The essay’s structure isn’t actually that bad. It has a strong thesis, it is written decently well, and it ends with a bang. The whole thing seems relatively innocuous, whether or not you agree with the premise. What makes Privacy vs. User Experience so dangerous as an essay is that the thesis is undeniably correct in the abstract and yet completely wrong in practice. There is no valid counterargument to the abstract idea. The fact is that if a company had better data and analyzed it more completely, they could obviously produce better experiences for their users. I wrote:
The truth is that collecting information about people allows you to make significantly better products, and the more information you collect, the better products you can build. Apple can barely sync iMessage across devices because it uses an encryption system that prevents it from being able to read the actual messages. Google knows where I am right now, where I need to be for my meeting in an hour, what the traffic is like, and whether I usually take public transportation, a taxi, or drive myself. Using that information, it can tell me exactly when to leave. This isn’t science fiction; it’s actually happening.
Ah yes, that was the dream. If it were a benevolent system, created and run in a vacuum – in the land of butterflies, lollipops, and pure intellectual theory – what I posited could have been correct. But we are not in that place, and I was wrong. In fact, as the theory described above has been put into actual practice, it has caused at least two things to happen:
A new enemy of mankind, called The Algorithm, has arisen. With all of the private information collected about you and your network, this black-box set of algorithms is able to decide what you will be exposed to via feeds of information on sites like Twitter and Facebook. I purposefully do not call these “social feeds” or “social sites”, because they are not. News Feed and Twitter’s Timeline are artificial intelligence-powered aggregators that watch behaviors within communities of people and then serve content to maximize engagement. There is nothing social about these services; they are built around observation, collection, and profiling in the pursuit of conditioning people to behave in certain ways. This system does not create a better user experience, and it certainly is not a good reason to sacrifice privacy.
I argued in my essay that Tim Cook had conflated privacy with security. He may have. But in the five years since 2014, the following fact has become absurdly clear to me: there is no difference between privacy and security. Security is an illusion, just like the lock on your front door. Advanced cryptography can prevent immediate threats, but in the long run, it is impossible to keep things private at scale. Humans can only build flawed software. There will always be bugs. And thus your “private” information is not now and will never be safe in the hands of a third party, no matter how competent. The only solution is to keep the information within only your control, and that is how Apple has attempted to architect its systems.
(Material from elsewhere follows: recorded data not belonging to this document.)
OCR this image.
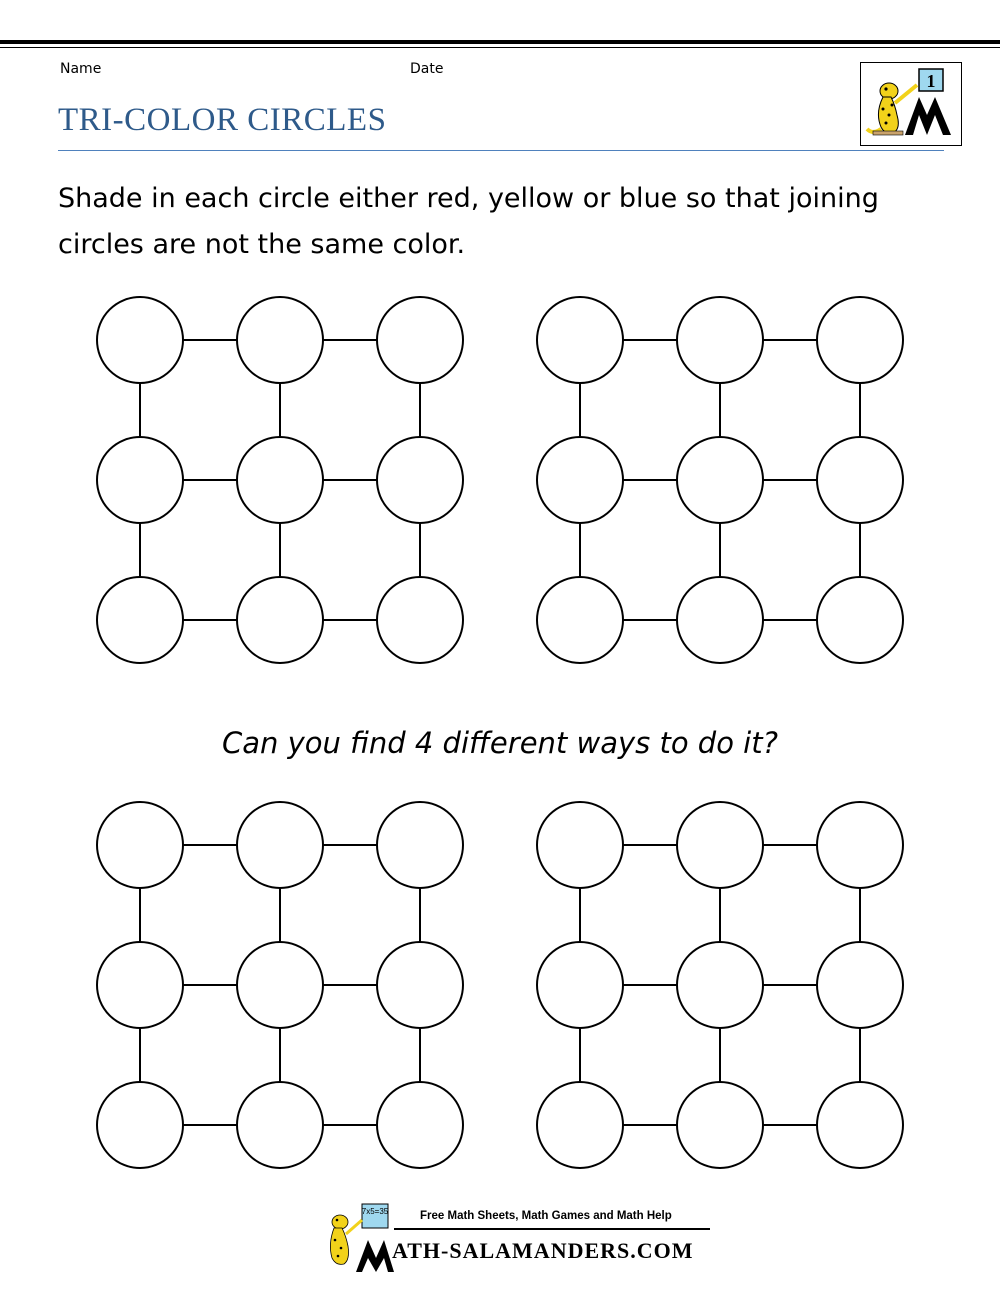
Name	Date
TRI-COLOR CIRCLES
1
Shade in each circle either red, yellow or blue so that joining circles are not the same color.
Can you find 4 different ways to do it?
7x5=35	Free Math Sheets, Math Games and Math Help
ATH-SALAMANDERS.COM
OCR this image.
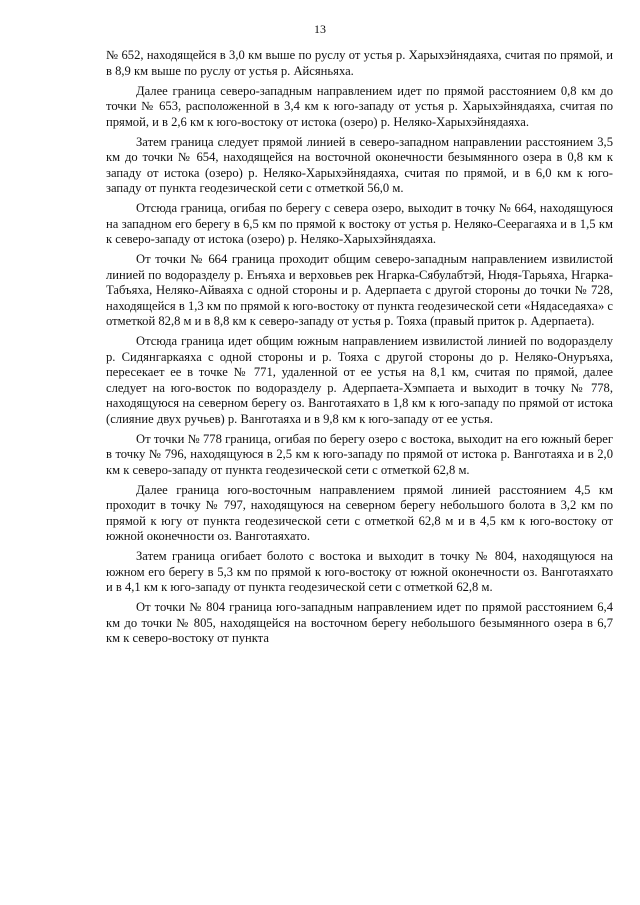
13

№ 652, находящейся в 3,0 км выше по руслу от устья р. Харыхэйнядаяха, считая по прямой, и в 8,9 км выше по руслу от устья р. Айсяньяха.

Далее граница северо-западным направлением идет по прямой расстоянием 0,8 км до точки № 653, расположенной в 3,4 км к юго-западу от устья р. Харыхэйнядаяха, считая по прямой, и в 2,6 км к юго-востоку от истока (озеро) р. Неляко-Харыхэйнядаяха.

Затем граница следует прямой линией в северо-западном направлении расстоянием 3,5 км до точки № 654, находящейся на восточной оконечности безымянного озера в 0,8 км к западу от истока (озеро) р. Неляко-Харыхэйнядаяха, считая по прямой, и в 6,0 км к юго-западу от пункта геодезической сети с отметкой 56,0 м.

Отсюда граница, огибая по берегу с севера озеро, выходит в точку № 664, находящуюся на западном его берегу в 6,5 км по прямой к востоку от устья р. Неляко-Сеерагаяха и в 1,5 км к северо-западу от истока (озеро) р. Неляко-Харыхэйнядаяха.

От точки № 664 граница проходит общим северо-западным направлением извилистой линией по водоразделу р. Енъяха и верховьев рек Нгарка-Сябулабтэй, Нюдя-Тарьяха, Нгарка-Табъяха, Неляко-Айваяха с одной стороны и р. Адерпаета с другой стороны до точки № 728, находящейся в 1,3 км по прямой к юго-востоку от пункта геодезической сети «Нядаседаяха» с отметкой 82,8 м и в 8,8 км к северо-западу от устья р. Тояха (правый приток р. Адерпаета).

Отсюда граница идет общим южным направлением извилистой линией по водоразделу р. Сидянгаркаяха с одной стороны и р. Тояха с другой стороны до р. Неляко-Онуръяха, пересекает ее в точке № 771, удаленной от ее устья на 8,1 км, считая по прямой, далее следует на юго-восток по водоразделу р. Адерпаета-Хэмпаета и выходит в точку № 778, находящуюся на северном берегу оз. Ванготаяхато в 1,8 км к юго-западу по прямой от истока (слияние двух ручьев) р. Ванготаяха и в 9,8 км к юго-западу от ее устья.

От точки № 778 граница, огибая по берегу озеро с востока, выходит на его южный берег в точку № 796, находящуюся в 2,5 км к юго-западу по прямой от истока р. Ванготаяха и в 2,0 км к северо-западу от пункта геодезической сети с отметкой 62,8 м.

Далее граница юго-восточным направлением прямой линией расстоянием 4,5 км проходит в точку № 797, находящуюся на северном берегу небольшого болота в 3,2 км по прямой к югу от пункта геодезической сети с отметкой 62,8 м и в 4,5 км к юго-востоку от южной оконечности оз. Ванготаяхато.

Затем граница огибает болото с востока и выходит в точку № 804, находящуюся на южном его берегу в 5,3 км по прямой к юго-востоку от южной оконечности оз. Ванготаяхато и в 4,1 км к юго-западу от пункта геодезической сети с отметкой 62,8 м.

От точки № 804 граница юго-западным направлением идет по прямой расстоянием 6,4 км до точки № 805, находящейся на восточном берегу небольшого безымянного озера в 6,7 км к северо-востоку от пункта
Thus: (1) The building of tools to aggregate private information in order to ostensibly improve user experience has in fact, at scale, caused strange and negative things to happen. Some of these things are threatening totally unrelated social constructs like democracy, addiction, and human decency. Even more insane is that the mechanisms of action driving the functionality behind these hyper-trained algorithms are not very well understood. Machine learning models are trained on huge amounts of data, and while you can input information (like a person’s private interests, likes, browsing history, etc) and then see clear output (a customized feed), you can’t really know exactly how or why the output was derived. All you can be confident of is that the output will perform according to some mysterious heuristic. And: (2) If, after Snowden, Experian, and countless other examples of leaks, you think security is going to protect your privacy, you are either ignorant or insane.
I ended Privacy vs. User Experience with this discussion about compromise:
As long as people understand the potential risks, the answer to the [question of whether to sacrifice a little privacy to improve user experience] is almost always, “Yes.” And with the emergence of artificial intelligence, the answer to that question will become increasingly more clear. The vast improvements in user experience far, far outweigh the potential security risks to private information.
Wrong. In fact, my initial thesis was so wrong that the exact opposite turned out to be true. AI made user experiences worse. Private data being made available to algorithms made them unpredictable, extreme, and potentially damaging to society.
As it turns out, a bit of mystery, even when dealing with advanced artificial intelligence, appears to be way more valuable for user experience than a full profile of the private information inside someone’s mind and life.
Humans are complex, private creatures. Without privacy, they become drones… to the countless algorithms ready to guide the way.